Once good reporters and writers complete the hard work of gathering information and putting it together into a story, it falls to these hacks to put their inexperienced spin on it. Trust me, as much as the public dislikes the finished news product many times, we reporters and writers sometimes recoil and react with horror when we see what has become of our stories.

It is always important to remember, editors are people who didn't meet with the sources, didn't go to the scene or meeting, didn't make any of the follow-up phone calls, but despite all that, still believe they know more about the story than the person who did all those things. It is simply a display of incredible arrogance.

They take the writer's final product, rearrange, remove quotes or important paragraphs and basically change the meaning of the original work. The best editors, and as I said I have had a few, take the time to work with the reporter and change copy only when it is required or when there is an agreement between reporter and editor that the changes improve the story.

The best editors often help out and make a phone call or two to help in the process. A few of the great editors I had chipped in and did a little reporting of their own. Many editors would benefit from being assigned to cover a meeting or story occassionally to keep them sharp.

Too many hacks move around paragraphs, leave off important facts and quotes and basically change the meaning of a story to conform with what they want, and not what actually was.

Those editors are like the parent who lives through the athletic, musical or academic success of their children. They are nothing more than annoying stage parents armed with an expensive computer. If these hacks would stick to fixing grammar, spelling and news style - and we all need help with that - and leave the creative style and substance to the writer there would be no beef.

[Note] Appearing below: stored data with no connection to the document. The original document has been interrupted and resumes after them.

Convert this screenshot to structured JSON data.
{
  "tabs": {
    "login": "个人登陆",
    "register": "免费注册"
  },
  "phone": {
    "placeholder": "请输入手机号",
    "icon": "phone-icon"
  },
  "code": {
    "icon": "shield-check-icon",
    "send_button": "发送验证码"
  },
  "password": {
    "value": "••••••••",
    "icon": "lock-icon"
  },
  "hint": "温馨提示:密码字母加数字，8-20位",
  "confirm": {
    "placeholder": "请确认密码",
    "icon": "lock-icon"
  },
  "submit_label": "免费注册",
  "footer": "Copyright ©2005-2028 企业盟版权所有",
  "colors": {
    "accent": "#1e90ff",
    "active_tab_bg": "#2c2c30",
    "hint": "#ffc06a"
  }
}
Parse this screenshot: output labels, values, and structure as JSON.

But for hacks, sitting at their desk all day simply repairing a mistake or two doesn't feed their need to feel important. What does feed their need to feel important are meetings. Long, boring meetings where nothing is accomplished except they get to run them and feel important.

"Feel" being the operative word. In the end, good reporters who are out on their beat will recognize and find stories of interest to the community they report on. Hack editors will only find and recognize stories of interest to themselves. This is why, in my humble opinion, newspapers are in the poor shape they are in today.

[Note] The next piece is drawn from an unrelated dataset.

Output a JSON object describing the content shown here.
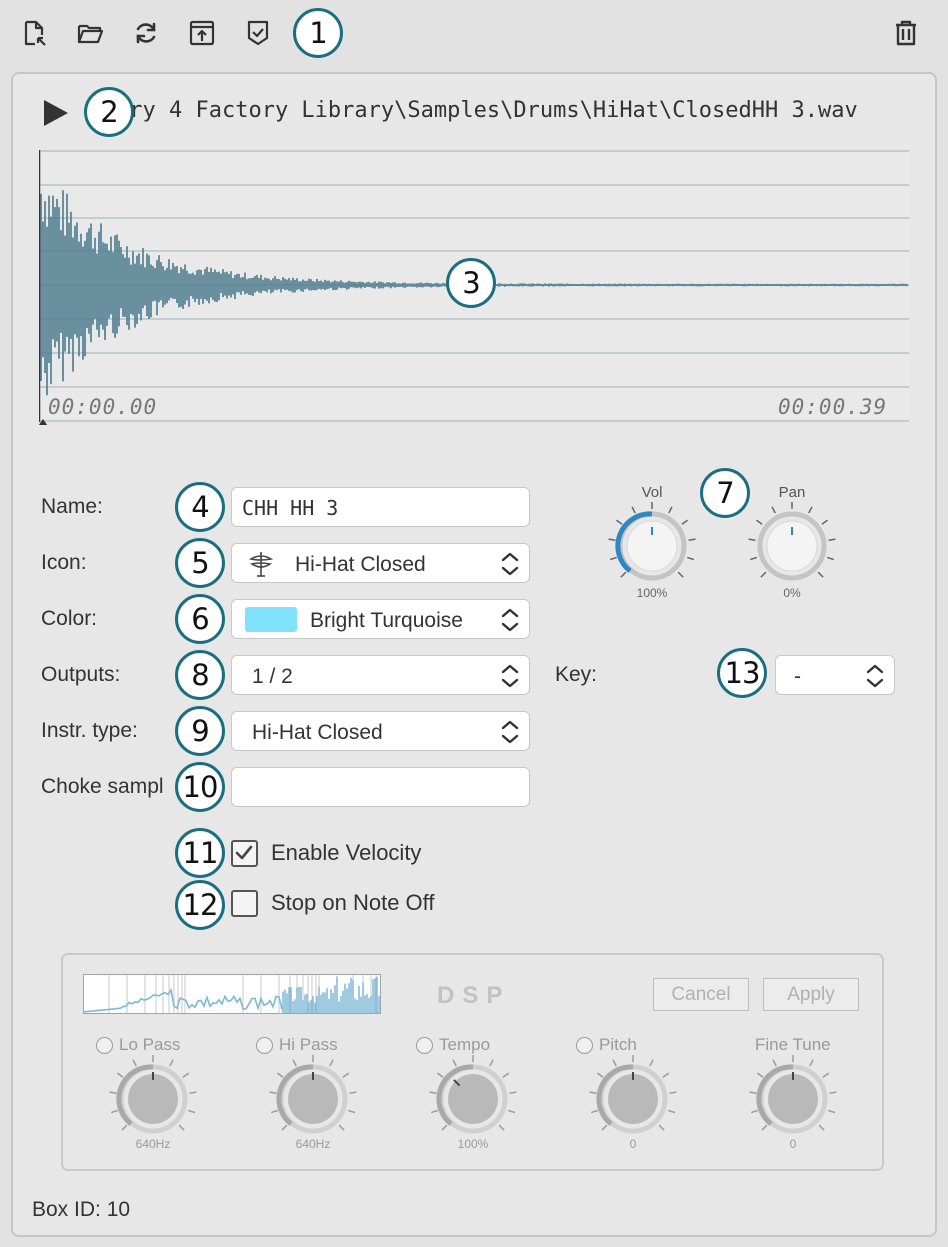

Reporter driven newspapers are interesting, informative and well-read. Editor driven newspapers are "award-winning," but ultimately boring, unread and likely failing.
I'll have more to say on journalism contests later.

My favorite "Shoe" cartoon had a great quote from the Professor who was talking to someone on the phone: "I'd like to do a story of interest to my readers, but first I must finish a story only of interest to my editor." That sums up what many good reporters feel.

Again, so as not to be misunderstood, editors are a vital link in the news gathering process, that is why it is so frustrating that so many of them are uniquely unqualified for the job.

Sunday, November 18, 2007

Free at last, I'm free at last

For 30 years I've chased police cars, ambulances, fire trucks and politicians during my newspaper reporting career.
With my retirement Dec. 1 I will finally be free of the stupidity of editorial meetings and decisions, but I will undoubtedly still have a hunger to write. Thus this blog, which will provide a meager outlet for me to reach family, friends and those stuck in the morass of daily reporting.
Feel free to weigh in, criticize, lambast, insult and denigrate, you will join a long line of folks who have already done so. The only difference is I won't get paid for it anymore.
I'm a Christian who believes in the Golden Rule, so I won't fire back.